Sheila Brill and QICN Children’s Nurse Network Lead Rebecca Daniels jointly presented at the Northumbria CYP nursing conference on 18th September. They shared the impact and importance of understanding parental experience when working with children and young people with complex health needs and disability.
Biography
Since leaving the teaching profession in 1992, Sheila has worked as a Managing Editor on educational materials and as an online tutor, training foster carers.
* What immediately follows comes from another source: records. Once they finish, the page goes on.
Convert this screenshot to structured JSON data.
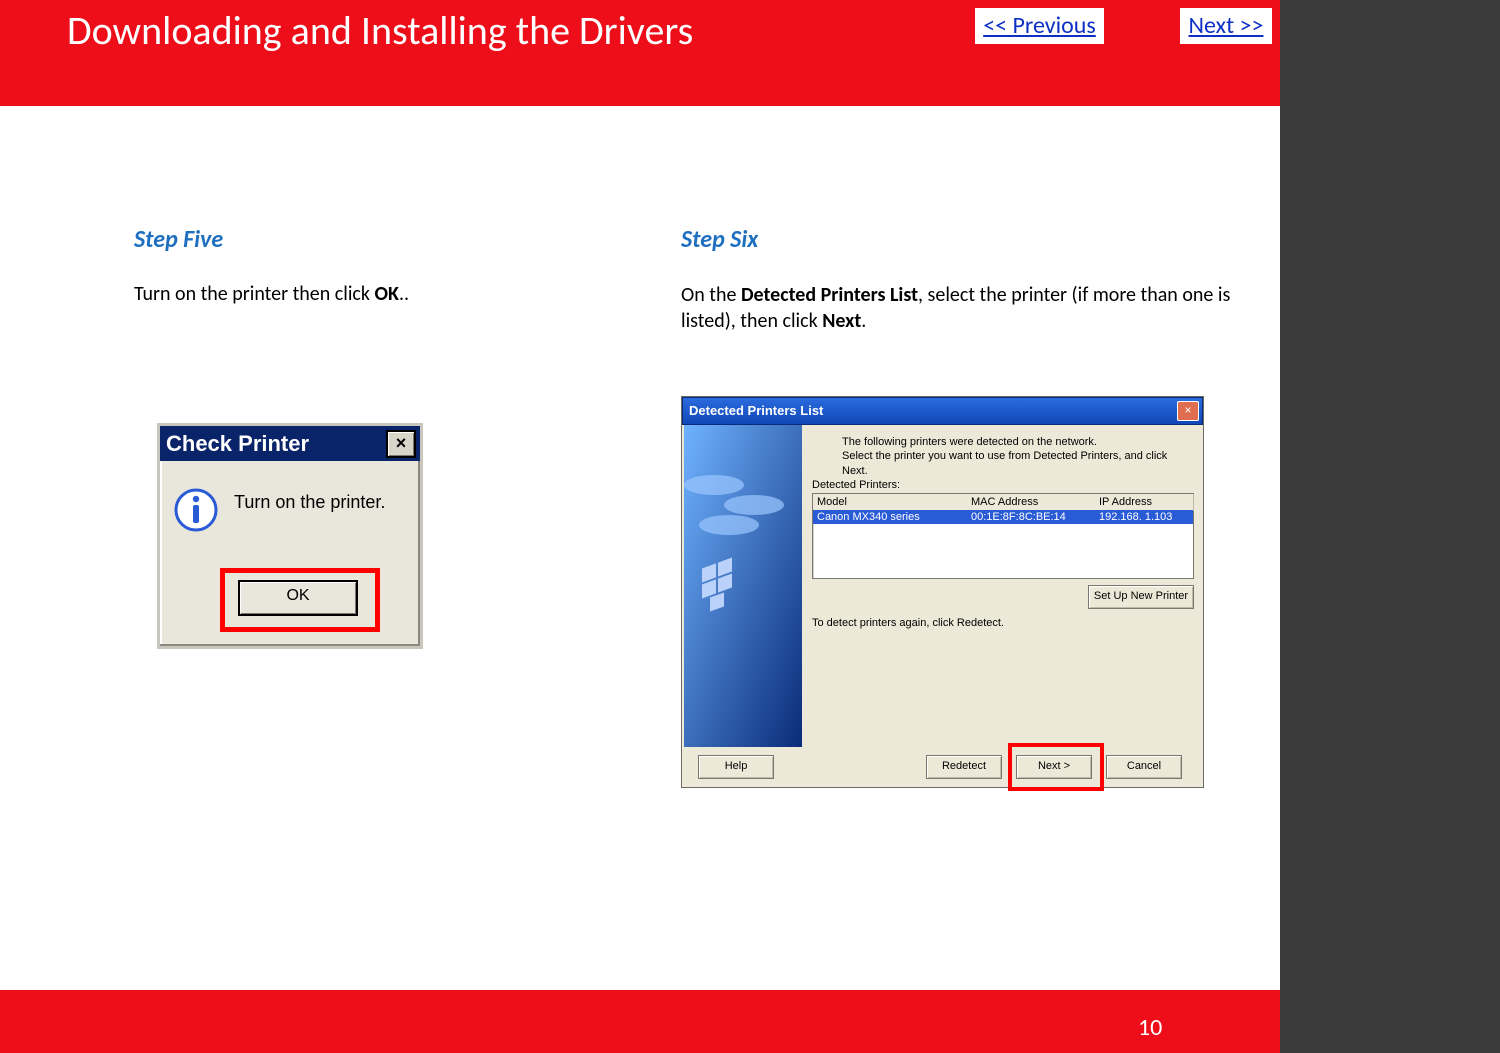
{
  "header": {
    "title": "Downloading and Installing  the Drivers",
    "prev_label": " << Previous",
    "next_label": "Next >>"
  },
  "step5": {
    "heading": "Step Five",
    "text_before": "Turn on the printer then click ",
    "text_bold": "OK",
    "text_after": "..",
    "dialog": {
      "title": "Check Printer",
      "close": "×",
      "message": "Turn on the printer.",
      "ok": "OK"
    }
  },
  "step6": {
    "heading": "Step Six",
    "text_before": "On the ",
    "text_bold1": "Detected Printers List",
    "text_mid": ", select the printer (if more than one is listed), then click ",
    "text_bold2": "Next",
    "text_after": ".",
    "dialog": {
      "title": "Detected Printers List",
      "close": "×",
      "intro": "The following printers were detected on the network.\nSelect the printer you want to use from Detected Printers, and click Next.",
      "detected_label": "Detected Printers:",
      "columns": {
        "c1": "Model",
        "c2": "MAC Address",
        "c3": "IP Address"
      },
      "row": {
        "model": "Canon MX340 series",
        "mac": "00:1E:8F:8C:BE:14",
        "ip": "192.168. 1.103"
      },
      "setup_new": "Set Up New Printer",
      "redetect_note": "To detect printers again, click Redetect.",
      "buttons": {
        "help": "Help",
        "redetect": "Redetect",
        "next": "Next >",
        "cancel": "Cancel"
      }
    }
  },
  "footer": {
    "page_number": "10"
  }
}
She has also written for and edited a magazine for people living with/working with children and young people with complex needs.
Following completion of her memoir Can I speak to Josephine please?, Sheila has delivered seminars on complex needs to student nurses and assisted in interviewing candidates for the undergraduate paediatric nursing and midwifery degrees at the University of the West of England (UWE).
She has also been a UWE panel member on the validation of the MSc Specialist Practice Degree course. Sheila has provided video material for a charity’s advanced CTG training as well as material for a legal firm specialising in medical negligence. She continues to work to improve childbirth experiences and communication in health and social care settings.
Originally from Glasgow, Sheila lived in London for seven years before moving to Bristol where she now lives with her husband and son. She is surprised and delighted by the response to her memoir.